The NAU Online senior, who graduates on Nov. 22 with a degree in justice studies, left his home in the San Francisco Bay more than a decade ago to get into law enforcement in Texas. After surviving a shooting, he left law enforcement in 2015 and started a small business. Then he moved to Tucson to attend the University of Arizona in preparation for law school.
Then his educational plans changed again, but with his wife working as a trauma nurse at Banner University Hospital, moving wasn’t an option. That led him to NAU Online, where he found his educational home and got to work—a key step on his path to law school and continuing his passion of criminal justice reform.
“The day of regressive ideologies and policies need to come to an end, something easily identifiable through the national demand for criminal justice and social justice reform,” Ellis said. “Incapacitation and deterrence theory have done nothing but prolong and extend sentences for criminal conduct while ignoring the cause of the conduct itself. It is imperative to address the behavioral and sociological causes for criminal conduct to reduce recidivism and overall crime rates.”
This has been Ellis’ passion for years. He is involved with the California Reentry Institute, a nonprofit organization that works with inmates in San Quentin State Prison, both while they are incarcerated and after they have been released, to prepare them for a successful return to society. The organization boasts a 0 percent recidivism rate among men who complete the program and also is seeing those men return to their neighborhoods and pledge to make those areas better. Ellis has worked to strengthen collaborative efforts in the Bay Area aimed at curbing violent crime and youth offending, including partnering with the TK Foundation, an at-risk youth organization founded by the family of a friend, Terrence Kelly, who was murdered the summer after he graduated from high school.
His classes in justice studies helped build his skill set and gave him opportunities to apply his life experiences to schoolwork. Since leaving law enforcement, Ellis started a business doing consulting for criminal law cases, which he continued to do while in school.

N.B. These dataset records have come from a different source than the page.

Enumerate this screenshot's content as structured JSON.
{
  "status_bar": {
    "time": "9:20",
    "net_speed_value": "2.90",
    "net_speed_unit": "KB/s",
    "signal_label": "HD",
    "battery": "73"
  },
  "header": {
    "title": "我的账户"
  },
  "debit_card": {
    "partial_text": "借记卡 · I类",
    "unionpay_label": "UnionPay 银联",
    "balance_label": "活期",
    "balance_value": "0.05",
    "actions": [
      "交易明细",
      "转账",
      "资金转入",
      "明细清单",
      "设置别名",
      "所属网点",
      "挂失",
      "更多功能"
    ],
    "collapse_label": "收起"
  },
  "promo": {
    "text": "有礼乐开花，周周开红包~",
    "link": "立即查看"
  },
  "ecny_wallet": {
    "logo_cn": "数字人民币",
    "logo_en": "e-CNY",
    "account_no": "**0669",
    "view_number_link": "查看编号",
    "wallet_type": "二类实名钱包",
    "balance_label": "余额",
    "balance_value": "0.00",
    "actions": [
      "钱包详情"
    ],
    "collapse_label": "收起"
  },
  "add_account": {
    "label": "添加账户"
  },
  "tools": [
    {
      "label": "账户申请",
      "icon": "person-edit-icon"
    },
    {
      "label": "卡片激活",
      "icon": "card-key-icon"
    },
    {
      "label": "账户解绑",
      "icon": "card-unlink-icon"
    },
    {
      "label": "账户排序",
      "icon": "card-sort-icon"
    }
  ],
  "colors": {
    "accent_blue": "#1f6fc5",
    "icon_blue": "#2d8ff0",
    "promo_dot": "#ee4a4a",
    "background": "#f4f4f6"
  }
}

He found information from his classes useful in real-world work, such as a class on dealing with mentally impaired offenders. The content could be adapted to CRI’s curriculum.
As an online student, Ellis worked to build open communication and the ability to connect with and learn from a variety of professors, who brought their skills and work experience to the curriculum.
“Northern Arizona University provided me the education and the degree necessary to move onto a legal education,” he said. “Finding the means within oneself to do so is an invaluable tool that not only aids in preparation for graduate school, but in the professional world as well. It is those skills acquired through an education at NAU that can have long-term career and life benefits for those who do not squander the opportunity they are given.”
Ellis, at 33, is the first in his family to graduate from college; his mother immigrated from Australia and her father immigrated to Australia from Wales, where he grew up sleeping on a dirt floor and served in World War II. Their examples motivated him as he pushed through the challenges of higher education, including dealing with the effects of the pandemic.
“The experiences gained and knowledge acquired at Northern Arizona University will do nothing short of opening the doors necessary to achieve the goals and aspirations of us all,” he said. “I implore you all to cherish these times and use them as a means to go after your dreams.